Unlike social media and general Internet searching, which contain overwhelming amounts of information, email newsletters curate and/or summarize the most relevant stories for the target audience, the article says. The article notes, “At a time when lots of news and information is whizzing by online, email newsletters — some free, some not — help us figure out what’s worth paying attention to.”
Because readers choose to subscribe to certain email newsletters based on their interests, newsletters serve as a platform that offers tailored content in an easy-to-read list form. Email newsletters can consist of a list of summaries and links to news sources, or may contain original articles, videos, and other content. The article states, “An email newsletter generally shows up in your inbox because you asked for it and it includes links to content you have deemed relevant. In other words, it’s important content you want in list form, which seems like a suddenly modern approach.”
The targeted (and modern) approach of email newsletters leads to many subscriptions and a high open rate. For instance, the article says that Quartz sends its daily email to 75,000 subscribers, and about half of the recipients open it.

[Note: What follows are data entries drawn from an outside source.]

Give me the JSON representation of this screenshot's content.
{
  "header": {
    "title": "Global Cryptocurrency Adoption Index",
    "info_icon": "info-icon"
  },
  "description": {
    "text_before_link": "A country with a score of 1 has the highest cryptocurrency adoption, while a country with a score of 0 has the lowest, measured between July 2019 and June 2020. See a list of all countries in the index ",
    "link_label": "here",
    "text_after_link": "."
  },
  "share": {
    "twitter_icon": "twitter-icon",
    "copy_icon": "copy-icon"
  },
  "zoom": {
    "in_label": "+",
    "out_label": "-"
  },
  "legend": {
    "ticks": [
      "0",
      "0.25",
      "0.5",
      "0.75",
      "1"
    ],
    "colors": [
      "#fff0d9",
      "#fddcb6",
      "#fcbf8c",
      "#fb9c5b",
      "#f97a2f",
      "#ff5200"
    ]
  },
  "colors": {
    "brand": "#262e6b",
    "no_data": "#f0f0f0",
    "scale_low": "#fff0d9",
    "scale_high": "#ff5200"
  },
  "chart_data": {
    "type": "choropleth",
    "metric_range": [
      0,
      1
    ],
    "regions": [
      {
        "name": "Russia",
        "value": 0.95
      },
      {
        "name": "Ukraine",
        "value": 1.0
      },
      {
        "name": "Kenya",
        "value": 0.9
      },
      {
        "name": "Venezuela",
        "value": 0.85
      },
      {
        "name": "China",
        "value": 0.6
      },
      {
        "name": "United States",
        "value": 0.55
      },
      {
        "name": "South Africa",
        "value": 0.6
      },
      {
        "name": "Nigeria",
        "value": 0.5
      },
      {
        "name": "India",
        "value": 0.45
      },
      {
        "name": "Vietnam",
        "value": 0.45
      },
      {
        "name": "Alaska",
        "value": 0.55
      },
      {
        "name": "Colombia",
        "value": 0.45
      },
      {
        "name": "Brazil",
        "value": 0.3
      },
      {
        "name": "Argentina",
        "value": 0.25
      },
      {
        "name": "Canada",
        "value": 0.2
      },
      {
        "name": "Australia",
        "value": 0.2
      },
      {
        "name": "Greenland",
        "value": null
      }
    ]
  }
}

In addition, MailChimp is sending over 400 million business-to-consumer emails and email newsletters every day, and is growing at a rate of more than 10,000 users a day.

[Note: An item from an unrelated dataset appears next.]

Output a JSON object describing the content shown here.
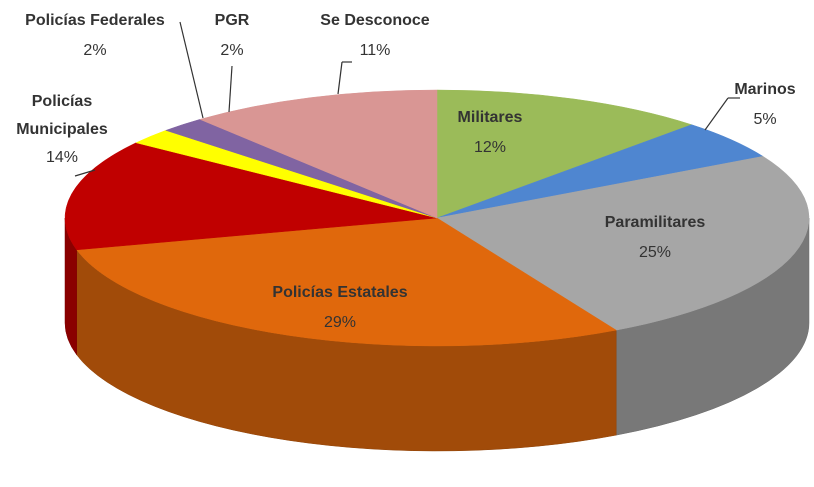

“Legitimate organizations who care about their customers know email marketing is far from dead – in fact it’s the lifeblood of their customer relationship management (CRM) programs,” says Karen Talavera, President Synchronicity Marketing and a DMA email marketing instructor. “Consumers enjoy the savings, exclusivity and empowered shopping experiences email delivers, while business people thrive on content, education and reminders pushed straight to their inboxes – information they otherwise wouldn’t have time to track down.
“Commercial email is far more ‘trusted steed’ than the cockroach mentioned in this article, and it is high time we give it its due as the under-appreciated, often taken-for-granted workshorse of marketing,” she says.
The article acknowledged that the use of email may be declining in certain demographics, such as young people, but a Quartz study indicated that email newsletters were the most popular news source for executives. Specifically, 60% of global executives read an email newsletter as one of their first three news sources they check daily, outperforming the Internet and mobile apps.
Email newsletters are not dead, but have evolved according to consumer demand. With targeted content, subscription service, and user-friendly formatting, email newsletters remain important to marketers, news outlets, and most of all, consumers.